Missing You
- Author: Harlan Coben
- Language: English
- Genre: Thriller, mystery, suspense
- Publisher: Dutton
- Publication date: March 18, 2014
- Publication place: United States
- Media type: Print (hardback, paperback), e-book, audiobook
- Pages: 399
- ISBN: 9780525953494

= Missing You (Coben novel) =

2014 novel by Harlan Coben

Missing You is a suspense and thriller novel by American writer Harlan Coben, published in 2014. The novel has garnered attention for its intricate plot involving online dating, unsolved murder, and the emotional journey of its protagonist, NYPD Detective Kat Donovan. Missing You was nominated for a 2014 Audie Award for Mystery.

== Plot ==
Missing You delves into the life of Kat Donovan, an NYPD detective whose professional prowess contrasts sharply with her personal vulnerabilities. Kat, a figure of strength and resilience at work, grapples with loneliness and a longing for connection in her private life. Her journey into online dating marks the beginning of a tumultuous chapter, where her past, symbolized by the appearance of her ex-fiancé Jeff on the dating site, collides with her present. The plot thickens as Kat, initially seeking closure with Jeff, becomes enmeshed in a far more sinister web.

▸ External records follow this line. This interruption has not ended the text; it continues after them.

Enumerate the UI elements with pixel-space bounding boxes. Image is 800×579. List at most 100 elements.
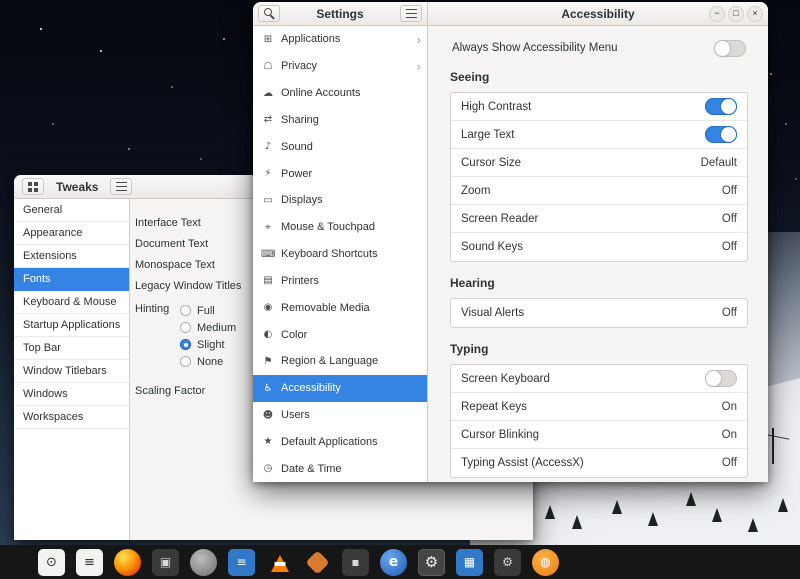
gimp-icon[interactable] [190,549,217,576]
settings-item-users[interactable]: ☻Users [253,402,427,429]
documents-icon[interactable]: ≡ [228,549,255,576]
row-value: Off [722,241,737,253]
settings-item-power[interactable]: ⚡Power [253,160,427,187]
mail-app-icon[interactable]: e [380,549,407,576]
file-manager-icon[interactable]: ▦ [456,549,483,576]
settings-item-keyboard-shortcuts[interactable]: ⌨Keyboard Shortcuts [253,241,427,268]
high-contrast-toggle[interactable] [705,98,737,115]
settings-item-privacy[interactable]: ☖Privacy› [253,53,427,80]
settings-item-label: Date & Time [281,463,342,475]
section-heading-hearing: Hearing [450,276,748,290]
row-repeat-keys[interactable]: Repeat KeysOn [451,393,747,421]
tweaks-sidebar-item-windows[interactable]: Windows [14,383,129,406]
accessibility-content: Always Show Accessibility Menu SeeingHig… [428,26,768,482]
settings-item-label: Users [281,409,310,421]
settings-search-button[interactable] [258,5,280,22]
row-label: Visual Alerts [461,307,524,319]
row-visual-alerts[interactable]: Visual AlertsOff [451,299,747,327]
dark-app-2-icon[interactable]: ▪ [342,549,369,576]
tweaks-sidebar-item-startup-applications[interactable]: Startup Applications [14,314,129,337]
firefox-icon[interactable] [114,549,141,576]
radio-icon-full[interactable] [180,305,191,316]
always-show-accessibility-menu-row[interactable]: Always Show Accessibility Menu [450,38,748,58]
settings-item-displays[interactable]: ▭Displays [253,187,427,214]
row-label: Repeat Keys [461,401,527,413]
row-zoom[interactable]: ZoomOff [451,177,747,205]
settings-item-color[interactable]: ◐Color [253,321,427,348]
tweaks-sidebar-item-workspaces[interactable]: Workspaces [14,406,129,429]
tweaks-sidebar-item-window-titlebars[interactable]: Window Titlebars [14,360,129,383]
ski-lift-pylon [772,428,774,464]
row-label: Large Text [461,129,515,141]
vlc-icon[interactable] [266,549,293,576]
settings-item-mouse-touchpad[interactable]: ⌖Mouse & Touchpad [253,214,427,241]
settings-item-accessibility[interactable]: ♿Accessibility [253,375,427,402]
radio-icon-none[interactable] [180,356,191,367]
hinting-option-none[interactable]: None [180,353,236,370]
tweaks-sidebar-item-top-bar[interactable]: Top Bar [14,337,129,360]
row-label: Zoom [461,185,490,197]
screenshot-tool-icon[interactable]: ⊙ [38,549,65,576]
tree-icon [648,512,658,526]
close-button[interactable]: × [747,6,763,22]
chevron-right-icon: › [417,33,421,46]
settings-item-label: Color [281,329,307,341]
hinting-option-slight[interactable]: Slight [180,336,236,353]
utilities-icon[interactable]: ⚙ [494,549,521,576]
settings-window-title: Settings [284,7,396,21]
tweaks-sidebar-item-appearance[interactable]: Appearance [14,222,129,245]
tweaks-menu-button[interactable] [110,178,132,195]
settings-gear-icon[interactable]: ⚙ [418,549,445,576]
settings-item-default-applications[interactable]: ★Default Applications [253,428,427,455]
settings-item-region-language[interactable]: ⚑Region & Language [253,348,427,375]
always-show-accessibility-menu-toggle[interactable] [714,40,746,57]
desktop: Tweaks GeneralAppearanceExtensionsFontsK… [0,0,800,579]
row-screen-keyboard[interactable]: Screen Keyboard [451,365,747,393]
settings-item-removable-media[interactable]: ◉Removable Media [253,294,427,321]
row-high-contrast[interactable]: High Contrast [451,93,747,121]
hinting-option-medium[interactable]: Medium [180,319,236,336]
tree-icon [748,518,758,532]
inkscape-icon[interactable] [304,549,331,576]
settings-item-date-time[interactable]: ◷Date & Time [253,455,427,482]
large-text-toggle[interactable] [705,126,737,143]
maximize-button[interactable]: □ [728,6,744,22]
tweaks-sidebar-item-fonts[interactable]: Fonts [14,268,129,291]
row-typing-assist-accessx[interactable]: Typing Assist (AccessX)Off [451,449,747,477]
dark-app-icon[interactable]: ▣ [152,549,179,576]
tweaks-sidebar-item-extensions[interactable]: Extensions [14,245,129,268]
settings-item-label: Displays [281,194,323,206]
accessibility-sections: SeeingHigh ContrastLarge TextCursor Size… [450,70,748,478]
blender-icon[interactable]: ◍ [532,549,559,576]
row-large-text[interactable]: Large Text [451,121,747,149]
taskbar: ⊙ ≡ ▣ ≡ ▪ e ⚙ ▦ ⚙ ◍ [0,545,800,579]
settings-item-printers[interactable]: ▤Printers [253,267,427,294]
hinting-option-label: Full [197,305,215,317]
row-label: Cursor Size [461,157,521,169]
screen-keyboard-toggle[interactable] [705,370,737,387]
settings-menu-button[interactable] [400,5,422,22]
tweaks-sidebar-item-keyboard-mouse[interactable]: Keyboard & Mouse [14,291,129,314]
privacy-shield-icon: ☖ [261,61,275,72]
accessibility-headerbar[interactable]: Accessibility − □ × [428,2,768,26]
settings-item-applications[interactable]: ⊞Applications› [253,26,427,53]
hinting-option-full[interactable]: Full [180,302,236,319]
tweaks-sidebar-item-general[interactable]: General [14,199,129,222]
settings-item-sound[interactable]: ♪Sound [253,133,427,160]
online-accounts-icon: ☁ [261,88,275,99]
tweaks-pages-button[interactable] [22,178,44,195]
row-sound-keys[interactable]: Sound Keys Off [451,233,747,261]
settings-item-sharing[interactable]: ⇄Sharing [253,106,427,133]
row-cursor-size[interactable]: Cursor SizeDefault [451,149,747,177]
radio-icon-slight[interactable] [180,339,191,350]
radio-icon-medium[interactable] [180,322,191,333]
text-editor-icon[interactable]: ≡ [76,549,103,576]
row-screen-reader[interactable]: Screen ReaderOff [451,205,747,233]
tree-icon [572,515,582,529]
row-cursor-blinking[interactable]: Cursor BlinkingOn [451,421,747,449]
row-label: Sound Keys [461,241,523,253]
settings-headerbar[interactable]: Settings [253,2,427,26]
minimize-button[interactable]: − [709,6,725,22]
sound-icon: ♪ [261,141,275,152]
settings-item-online-accounts[interactable]: ☁Online Accounts [253,80,427,107]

The narrative takes a dark turn with the introduction of a grim subplot involving individuals held captive and tortured for their financial information by a group of ruthless criminals. This subplot intertwines with Kat's personal quest, as she not only seeks answers about her past relationship but also investigates the suspicious disappearance of a woman linked to the online dating site. Kat's professional investigation into her father's long-ago murder adds another layer of complexity to the story. Her visit to the dying hitman imprisoned for her father's murder, and his cryptic last words, leave her questioning the truth about her father's death. As these multiple plot threads gradually converge, Kat, alongside the son of the missing woman, unravels a tapestry of deceit, violence, and personal betrayal.

== Publication ==
Harlan Coben's Missing You was released on March 18, 2014, by Dutton, and available in hardcover, paperback, e-book, and audiobook formats.

== Reception ==
Missing You has been well-received, garnering praise for its engaging plot and character depth. Kirkus Reviews categorizes the novel as a suspense and general thriller, emphasizing its compelling nature and its appeal to fans of the genre. The review suggests that the intricate storyline and engaging narrative make Missing You a notable read. Bookreporter describes Missing You as possibly Coben's best book to date, filled with unexpected twists and complex plot threads. The protagonist, Kat Donovan, is portrayed as a relatable character facing multifaceted challenges. The review highlights Coben's adept handling of multiple plots and his ability to deliver a narrative that is both complex and believable.

VJ Books discusses the collectability and appreciation of the novel, particularly focusing on signed first editions and the novel's value to collectors and fans of Coben's work. These reviews collectively highlight Missing You as a standout in the thriller genre, acclaimed for its richly woven narrative, well-crafted characters, and the suspense that keeps readers engaged until the very end.

== Adaptations ==
In March 2014, a day before the novel's release, the film rights were acquired by Warner Bros. and Brett Ratner's RatPac Entertainment. John Cheng and James Packer were set to be executive producers. In May 2014, Stephany Folsom was hired to write the script. In November 2017, in the wake of the MeToo movement, Warner Bros. announced it had severed ties with Ratner after six women had accused him of sexual misconduct. Afterwards, Ratner announced that he was "[stepping] away from all Warner Bros.-related activities" and Warner Bros. was reviewing the issue. In April 2018, Warner Bros. declined to renew its $450-million co-financing deal with Ratner's RatPac Entertainment.

In January 2024, it was reported that Netflix was adapting the novel into a limited crime drama series. The project began filming in spring 2024, with the involvement of Coben's production company Final Twist Productions and Nicola Shindler's Quay Street Productions. Shindler had previously produced a Netflix television series adaptation of Coben's 2016 novel Fool Me Once. The series premiered on Netflix on January 1, 2025.